The config in reference.conf can be overridden by providing your own application.conf.

By default, Akka's ConsumerConfig will inherit the consumer client.id from the application kafka-topic-loader is running from. To separate the client id of your application and the kafka-topic-loader, provide it in your application.conf:

topic-loader {
  client-id = "custom-client-id"
}

Akka-kafka

You should configure the akka.kafka.consumer.kafka-clients.group.id to match that of your application, e.g.:

akka.kafka {
  consumer.kafka-clients {
    bootstrap.servers = ${?KAFKA_BROKERS}
    group.id = assembler-consumer-group
  }
  producer.kafka-clients {
    bootstrap.servers = ${?KAFKA_BROKERS}
  }
}

Source per partition

This is deprecated in favour of a new API for partitioned loading which is coming soon.

Data can also be loaded from specific partitions using fromPartitions. By loading from specific partitions the topic loader can be used by multiple application instances with separate streams per set of partitions (see Alpakka kafka and below).

implicit val system = ActorSystem()

val consumerSettings: ConsumerSettings[String, Long]              = ???
val doBusinessLogic: ConsumerRecord[String, Long] => Future[Unit] = ???

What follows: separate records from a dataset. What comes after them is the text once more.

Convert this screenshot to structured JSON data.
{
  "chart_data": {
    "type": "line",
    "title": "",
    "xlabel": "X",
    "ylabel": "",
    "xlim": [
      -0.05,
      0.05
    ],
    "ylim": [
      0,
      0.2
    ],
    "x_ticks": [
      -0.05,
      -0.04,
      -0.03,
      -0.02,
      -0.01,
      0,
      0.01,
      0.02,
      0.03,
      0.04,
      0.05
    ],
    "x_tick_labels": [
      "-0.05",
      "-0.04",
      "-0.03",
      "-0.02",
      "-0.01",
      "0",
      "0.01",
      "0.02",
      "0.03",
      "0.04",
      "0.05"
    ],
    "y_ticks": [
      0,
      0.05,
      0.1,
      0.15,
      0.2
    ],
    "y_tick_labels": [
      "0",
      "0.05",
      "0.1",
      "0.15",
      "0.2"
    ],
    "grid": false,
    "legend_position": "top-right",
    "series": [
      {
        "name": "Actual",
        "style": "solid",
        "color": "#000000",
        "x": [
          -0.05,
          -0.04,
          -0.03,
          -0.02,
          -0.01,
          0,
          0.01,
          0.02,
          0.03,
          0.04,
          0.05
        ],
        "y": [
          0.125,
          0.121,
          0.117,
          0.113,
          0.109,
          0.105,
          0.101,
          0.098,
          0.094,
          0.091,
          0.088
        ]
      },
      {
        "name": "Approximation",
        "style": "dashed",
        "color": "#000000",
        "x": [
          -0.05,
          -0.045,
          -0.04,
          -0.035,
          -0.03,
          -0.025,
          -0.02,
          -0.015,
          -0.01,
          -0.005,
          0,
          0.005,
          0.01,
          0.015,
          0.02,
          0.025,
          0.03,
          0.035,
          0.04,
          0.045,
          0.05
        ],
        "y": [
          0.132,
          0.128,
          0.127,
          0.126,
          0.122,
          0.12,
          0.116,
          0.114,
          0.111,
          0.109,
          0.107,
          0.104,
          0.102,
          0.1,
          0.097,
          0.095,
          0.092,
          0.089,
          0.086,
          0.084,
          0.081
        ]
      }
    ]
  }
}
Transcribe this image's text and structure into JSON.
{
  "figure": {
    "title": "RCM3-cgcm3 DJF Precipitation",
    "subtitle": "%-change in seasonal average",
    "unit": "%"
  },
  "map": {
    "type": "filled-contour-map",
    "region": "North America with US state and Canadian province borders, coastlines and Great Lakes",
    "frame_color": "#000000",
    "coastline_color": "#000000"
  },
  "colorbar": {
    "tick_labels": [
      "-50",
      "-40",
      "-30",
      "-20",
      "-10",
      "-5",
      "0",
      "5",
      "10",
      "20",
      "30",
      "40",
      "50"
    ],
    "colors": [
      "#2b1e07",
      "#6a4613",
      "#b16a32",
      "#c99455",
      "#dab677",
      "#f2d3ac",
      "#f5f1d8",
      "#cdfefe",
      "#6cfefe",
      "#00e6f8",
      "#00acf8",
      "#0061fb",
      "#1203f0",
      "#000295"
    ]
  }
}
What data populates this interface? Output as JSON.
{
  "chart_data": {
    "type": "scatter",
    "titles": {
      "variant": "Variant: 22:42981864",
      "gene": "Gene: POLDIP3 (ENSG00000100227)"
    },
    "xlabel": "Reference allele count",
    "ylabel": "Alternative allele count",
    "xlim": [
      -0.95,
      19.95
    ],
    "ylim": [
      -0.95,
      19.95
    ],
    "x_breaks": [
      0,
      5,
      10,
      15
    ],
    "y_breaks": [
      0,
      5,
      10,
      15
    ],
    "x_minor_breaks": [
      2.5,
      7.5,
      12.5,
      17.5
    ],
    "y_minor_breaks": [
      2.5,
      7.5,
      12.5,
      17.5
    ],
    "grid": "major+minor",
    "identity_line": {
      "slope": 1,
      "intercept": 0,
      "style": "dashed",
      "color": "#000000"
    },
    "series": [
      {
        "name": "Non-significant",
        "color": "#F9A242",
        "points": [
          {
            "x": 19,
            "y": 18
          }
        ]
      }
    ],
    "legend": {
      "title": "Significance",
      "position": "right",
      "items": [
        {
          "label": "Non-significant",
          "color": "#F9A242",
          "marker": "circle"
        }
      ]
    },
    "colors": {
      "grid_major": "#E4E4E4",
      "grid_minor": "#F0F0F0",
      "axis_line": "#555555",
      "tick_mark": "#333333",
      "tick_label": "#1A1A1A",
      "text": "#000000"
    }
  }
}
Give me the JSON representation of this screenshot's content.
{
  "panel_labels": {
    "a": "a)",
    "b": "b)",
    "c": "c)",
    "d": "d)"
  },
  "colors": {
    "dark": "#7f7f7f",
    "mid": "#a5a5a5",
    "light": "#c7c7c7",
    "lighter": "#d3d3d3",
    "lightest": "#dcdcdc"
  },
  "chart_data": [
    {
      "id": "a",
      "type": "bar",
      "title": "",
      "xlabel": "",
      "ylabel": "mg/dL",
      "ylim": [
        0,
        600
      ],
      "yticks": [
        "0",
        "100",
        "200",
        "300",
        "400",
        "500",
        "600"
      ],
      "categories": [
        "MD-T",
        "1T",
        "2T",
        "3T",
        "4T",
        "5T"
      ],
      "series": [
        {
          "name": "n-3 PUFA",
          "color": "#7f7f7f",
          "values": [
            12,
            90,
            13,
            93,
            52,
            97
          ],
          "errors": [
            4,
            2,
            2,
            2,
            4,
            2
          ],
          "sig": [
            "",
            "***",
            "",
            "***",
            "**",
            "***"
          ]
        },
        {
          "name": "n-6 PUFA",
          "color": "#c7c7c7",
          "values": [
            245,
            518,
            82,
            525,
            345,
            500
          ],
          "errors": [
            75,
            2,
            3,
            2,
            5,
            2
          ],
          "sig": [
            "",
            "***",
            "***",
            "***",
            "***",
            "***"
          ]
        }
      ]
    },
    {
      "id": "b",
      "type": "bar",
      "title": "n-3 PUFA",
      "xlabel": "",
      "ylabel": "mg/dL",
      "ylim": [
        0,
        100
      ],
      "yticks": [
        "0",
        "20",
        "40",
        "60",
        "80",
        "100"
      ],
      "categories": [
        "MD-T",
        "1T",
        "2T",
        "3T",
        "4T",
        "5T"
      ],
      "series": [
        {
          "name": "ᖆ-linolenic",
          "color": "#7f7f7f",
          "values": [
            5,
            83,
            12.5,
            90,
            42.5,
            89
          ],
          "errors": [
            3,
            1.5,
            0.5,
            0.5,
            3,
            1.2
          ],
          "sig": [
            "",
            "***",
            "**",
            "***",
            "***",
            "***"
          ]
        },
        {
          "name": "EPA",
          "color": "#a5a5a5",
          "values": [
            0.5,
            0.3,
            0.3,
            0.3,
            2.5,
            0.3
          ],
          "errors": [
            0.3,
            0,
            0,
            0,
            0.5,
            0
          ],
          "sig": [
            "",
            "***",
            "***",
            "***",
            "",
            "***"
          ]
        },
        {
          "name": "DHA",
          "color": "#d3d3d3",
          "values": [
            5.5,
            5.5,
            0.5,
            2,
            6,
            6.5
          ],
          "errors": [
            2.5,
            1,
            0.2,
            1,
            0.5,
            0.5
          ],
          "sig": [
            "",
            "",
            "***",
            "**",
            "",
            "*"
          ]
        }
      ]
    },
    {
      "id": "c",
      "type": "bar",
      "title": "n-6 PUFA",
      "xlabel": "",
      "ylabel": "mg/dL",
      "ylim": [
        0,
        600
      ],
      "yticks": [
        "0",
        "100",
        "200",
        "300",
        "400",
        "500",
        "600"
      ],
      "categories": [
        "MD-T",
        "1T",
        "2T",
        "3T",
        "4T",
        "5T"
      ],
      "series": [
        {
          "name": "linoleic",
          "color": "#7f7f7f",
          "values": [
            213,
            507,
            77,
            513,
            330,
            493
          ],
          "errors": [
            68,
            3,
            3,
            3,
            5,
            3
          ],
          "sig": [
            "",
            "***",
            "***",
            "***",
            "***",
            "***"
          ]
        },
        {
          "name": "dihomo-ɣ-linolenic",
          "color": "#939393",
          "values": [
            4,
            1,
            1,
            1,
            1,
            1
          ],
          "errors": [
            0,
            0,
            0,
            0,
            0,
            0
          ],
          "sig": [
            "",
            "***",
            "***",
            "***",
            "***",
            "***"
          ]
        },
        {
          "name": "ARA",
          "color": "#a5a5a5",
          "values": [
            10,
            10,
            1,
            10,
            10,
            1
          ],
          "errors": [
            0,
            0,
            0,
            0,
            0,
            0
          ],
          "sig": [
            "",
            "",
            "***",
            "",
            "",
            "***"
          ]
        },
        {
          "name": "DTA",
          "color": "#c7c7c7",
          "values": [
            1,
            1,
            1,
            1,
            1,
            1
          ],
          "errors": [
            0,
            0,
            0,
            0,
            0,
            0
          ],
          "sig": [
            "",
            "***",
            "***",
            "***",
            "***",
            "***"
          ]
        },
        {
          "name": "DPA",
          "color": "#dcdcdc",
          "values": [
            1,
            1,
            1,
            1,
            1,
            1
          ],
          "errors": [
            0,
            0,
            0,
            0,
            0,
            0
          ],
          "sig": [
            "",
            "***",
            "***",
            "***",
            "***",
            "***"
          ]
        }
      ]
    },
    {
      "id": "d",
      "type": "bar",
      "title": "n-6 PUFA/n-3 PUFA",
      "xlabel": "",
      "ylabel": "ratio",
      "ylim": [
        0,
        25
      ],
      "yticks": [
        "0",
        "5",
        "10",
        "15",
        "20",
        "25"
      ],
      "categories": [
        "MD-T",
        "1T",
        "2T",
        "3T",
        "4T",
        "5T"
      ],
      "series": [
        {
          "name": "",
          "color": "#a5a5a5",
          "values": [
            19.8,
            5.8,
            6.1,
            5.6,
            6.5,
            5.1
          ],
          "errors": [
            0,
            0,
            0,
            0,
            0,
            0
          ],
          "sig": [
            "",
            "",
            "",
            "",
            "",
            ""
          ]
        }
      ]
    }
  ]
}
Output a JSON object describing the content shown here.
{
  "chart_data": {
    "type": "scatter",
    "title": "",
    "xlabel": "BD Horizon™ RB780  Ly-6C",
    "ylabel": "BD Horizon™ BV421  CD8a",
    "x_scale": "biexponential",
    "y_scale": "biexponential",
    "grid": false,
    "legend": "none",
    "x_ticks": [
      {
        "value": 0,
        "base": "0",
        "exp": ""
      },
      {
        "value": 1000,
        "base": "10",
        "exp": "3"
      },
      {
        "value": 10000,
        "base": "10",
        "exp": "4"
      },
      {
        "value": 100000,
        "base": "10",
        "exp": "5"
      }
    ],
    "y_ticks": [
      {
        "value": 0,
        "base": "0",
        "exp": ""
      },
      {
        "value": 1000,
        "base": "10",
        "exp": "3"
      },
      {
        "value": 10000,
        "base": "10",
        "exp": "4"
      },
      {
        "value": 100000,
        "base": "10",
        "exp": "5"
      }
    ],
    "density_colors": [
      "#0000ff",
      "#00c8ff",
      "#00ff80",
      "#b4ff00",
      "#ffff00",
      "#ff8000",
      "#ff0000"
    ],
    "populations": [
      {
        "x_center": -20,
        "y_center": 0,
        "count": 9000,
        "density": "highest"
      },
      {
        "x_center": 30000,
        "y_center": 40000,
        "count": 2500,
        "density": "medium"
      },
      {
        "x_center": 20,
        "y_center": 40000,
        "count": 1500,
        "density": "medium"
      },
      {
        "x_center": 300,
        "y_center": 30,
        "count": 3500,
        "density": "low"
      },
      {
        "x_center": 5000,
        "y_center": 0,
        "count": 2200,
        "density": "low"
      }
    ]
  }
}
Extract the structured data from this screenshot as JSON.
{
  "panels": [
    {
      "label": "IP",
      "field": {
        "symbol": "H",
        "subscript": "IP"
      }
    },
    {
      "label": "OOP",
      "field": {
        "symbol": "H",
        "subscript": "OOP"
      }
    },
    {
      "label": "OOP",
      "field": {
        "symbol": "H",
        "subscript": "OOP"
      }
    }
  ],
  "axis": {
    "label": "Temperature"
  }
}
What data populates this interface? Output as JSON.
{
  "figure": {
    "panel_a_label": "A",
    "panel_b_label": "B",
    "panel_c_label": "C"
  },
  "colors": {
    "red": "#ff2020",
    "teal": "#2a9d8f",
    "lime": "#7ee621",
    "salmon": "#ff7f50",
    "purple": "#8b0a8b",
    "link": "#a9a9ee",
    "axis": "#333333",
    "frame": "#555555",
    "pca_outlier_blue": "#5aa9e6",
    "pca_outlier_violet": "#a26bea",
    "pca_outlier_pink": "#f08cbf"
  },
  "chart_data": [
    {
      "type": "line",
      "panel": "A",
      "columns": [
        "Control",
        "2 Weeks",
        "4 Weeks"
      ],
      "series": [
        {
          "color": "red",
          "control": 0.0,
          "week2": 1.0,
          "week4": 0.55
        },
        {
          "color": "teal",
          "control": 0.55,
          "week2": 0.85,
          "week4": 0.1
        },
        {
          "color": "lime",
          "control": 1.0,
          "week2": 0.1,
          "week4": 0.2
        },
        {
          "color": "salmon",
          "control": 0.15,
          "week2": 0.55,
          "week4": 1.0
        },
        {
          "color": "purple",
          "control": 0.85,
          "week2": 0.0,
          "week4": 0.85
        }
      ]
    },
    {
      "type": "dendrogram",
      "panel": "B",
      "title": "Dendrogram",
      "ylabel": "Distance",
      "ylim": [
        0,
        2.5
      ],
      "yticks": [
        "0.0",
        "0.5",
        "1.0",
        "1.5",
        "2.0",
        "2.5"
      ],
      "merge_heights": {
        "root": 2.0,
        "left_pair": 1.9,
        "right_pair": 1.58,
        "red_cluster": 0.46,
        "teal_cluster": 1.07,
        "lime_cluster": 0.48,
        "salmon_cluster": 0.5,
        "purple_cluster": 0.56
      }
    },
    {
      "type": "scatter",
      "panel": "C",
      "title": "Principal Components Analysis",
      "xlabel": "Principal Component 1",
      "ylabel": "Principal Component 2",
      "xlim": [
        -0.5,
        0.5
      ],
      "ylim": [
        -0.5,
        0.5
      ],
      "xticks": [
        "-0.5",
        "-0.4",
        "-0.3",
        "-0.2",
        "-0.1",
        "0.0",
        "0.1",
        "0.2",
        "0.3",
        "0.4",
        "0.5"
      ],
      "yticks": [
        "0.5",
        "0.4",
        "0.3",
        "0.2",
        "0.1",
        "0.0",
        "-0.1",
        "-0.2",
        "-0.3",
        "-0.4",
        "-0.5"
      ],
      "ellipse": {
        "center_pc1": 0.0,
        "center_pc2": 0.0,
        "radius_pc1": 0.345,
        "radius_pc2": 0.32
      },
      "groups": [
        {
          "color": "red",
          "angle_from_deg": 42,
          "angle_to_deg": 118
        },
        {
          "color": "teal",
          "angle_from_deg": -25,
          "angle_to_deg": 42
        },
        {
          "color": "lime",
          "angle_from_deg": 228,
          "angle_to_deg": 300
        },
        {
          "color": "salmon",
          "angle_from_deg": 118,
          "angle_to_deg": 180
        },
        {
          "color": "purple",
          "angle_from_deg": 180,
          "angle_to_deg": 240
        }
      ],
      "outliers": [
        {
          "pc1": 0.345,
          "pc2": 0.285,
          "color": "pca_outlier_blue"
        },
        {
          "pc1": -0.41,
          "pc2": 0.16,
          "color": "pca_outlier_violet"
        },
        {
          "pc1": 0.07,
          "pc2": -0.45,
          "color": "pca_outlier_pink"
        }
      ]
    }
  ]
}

val stream: Source[ConsumerMessage.CommittableMessage[String, Long], Consumer.Control] =
  Consumer
    .committablePartitionedSource(consumerSettings, Subscriptions.topics("topic-to-load"))
    .flatMapConcat {
      case (topicPartition, source) =>
        TopicLoader
          .fromPartitions(LoadAll, NonEmptyList.one(topicPartition), doBusinessLogic, new LongDeserializer())
          .flatMapConcat(_ => source)
    }